I made Skeeter Pee once with Montrachet yeast and enjoyed it. I ordered more Montrachet to make Apfelwein and skeeter pee, but brewmasterswarehouse was out, so they asked if they could replace it with champagne yeast so I figured I would give it a try. Now I have 5 gallons of apple juice fermenting with champagne yeast and when that is done, I am going to make skeeter pee with the yeast cake. Any ideas how these will turn out?

P.S- it is red star champagne yeast.


----------



## djrockinsteve (Dec 30, 2011)

Sure it will turn out fine. I myself prefer the lalvin brand of yeasts.


----------



## davewaz (Jan 4, 2012)

I always use red star champagne yeast as it was recommended by my local home brew shop and hasn't given me any problems fermenting with the lemon juice in with it.


----------



## arcticsid (Jan 4, 2012)

I always use red Star hampagne or Cuvee for my pee. Got one batch up to almost 18% with the champagne.


----------



## Arne (Jan 5, 2012)

I've always used the Red Star brand. No reason, that is just what I started out with, and have never had a need to change. You should come up with a fine batch of Skeeter Pee with that combination. Like I tell everybody, get another batch started as the stuff disappears in a hurry. Good luck with it, Arne.


----------



## rosa6329 (Jan 5, 2012)

Arne said:


> I've always used the Red Star brand. No reason, that is just what I started out with, and have never had a need to change. You should come up with a fine batch of Skeeter Pee with that combination. Like I tell everybody, get another batch started as the stuff disappears in a hurry. Good luck with it, Arne.
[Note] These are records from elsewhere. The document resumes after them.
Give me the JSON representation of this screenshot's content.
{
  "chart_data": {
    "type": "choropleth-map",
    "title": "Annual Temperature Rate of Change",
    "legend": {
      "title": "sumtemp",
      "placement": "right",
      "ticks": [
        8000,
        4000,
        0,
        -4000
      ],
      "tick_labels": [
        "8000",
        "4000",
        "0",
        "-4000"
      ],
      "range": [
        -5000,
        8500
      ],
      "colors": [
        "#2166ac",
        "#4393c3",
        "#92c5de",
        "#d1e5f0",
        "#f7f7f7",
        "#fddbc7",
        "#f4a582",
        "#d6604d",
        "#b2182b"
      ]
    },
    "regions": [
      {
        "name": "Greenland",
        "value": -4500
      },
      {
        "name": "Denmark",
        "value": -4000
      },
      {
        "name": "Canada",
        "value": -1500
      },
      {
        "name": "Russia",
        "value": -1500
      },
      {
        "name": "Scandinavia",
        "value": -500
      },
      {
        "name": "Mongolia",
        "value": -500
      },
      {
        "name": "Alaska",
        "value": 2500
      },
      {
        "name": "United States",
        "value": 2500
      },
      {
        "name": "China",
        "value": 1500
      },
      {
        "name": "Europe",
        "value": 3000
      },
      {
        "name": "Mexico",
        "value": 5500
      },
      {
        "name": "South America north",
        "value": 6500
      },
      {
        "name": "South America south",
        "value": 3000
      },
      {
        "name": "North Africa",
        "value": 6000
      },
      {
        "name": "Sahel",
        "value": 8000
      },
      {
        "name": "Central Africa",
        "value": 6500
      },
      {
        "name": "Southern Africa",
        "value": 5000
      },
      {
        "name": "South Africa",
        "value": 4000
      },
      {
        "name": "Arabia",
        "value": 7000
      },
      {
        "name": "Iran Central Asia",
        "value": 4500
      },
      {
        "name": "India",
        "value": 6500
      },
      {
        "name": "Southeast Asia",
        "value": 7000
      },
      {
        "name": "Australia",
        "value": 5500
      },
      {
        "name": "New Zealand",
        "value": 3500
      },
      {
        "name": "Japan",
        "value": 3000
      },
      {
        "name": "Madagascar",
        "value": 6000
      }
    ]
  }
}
So with Skeeter Pee, what would be the best type of yeast to make it with? I currently have Red Star Pasteur Red Yeast. Would this even work to make Skeeter Pee?


----------



## Arne (Jan 5, 2012)

rosa6329 said:


> So with Skeeter Pee, what would be the best type of yeast to make it with? I currently have Red Star Pasteur Red Yeast. Would this even work to make Skeeter Pee?



Believe you should have no trouble with it. Skeeter pee is easy, if you are just making it with the yeast, make a good starter to get it going. The stuff can be a little hard to get going, but the wait is always worthit. Arne.


----------



## Sirthomas42 (Jan 8, 2012)

I make all my Pee with Lalvin's EC-1118. That beast ferments anything. I never use a slurry, I just make a rocking starter.


----------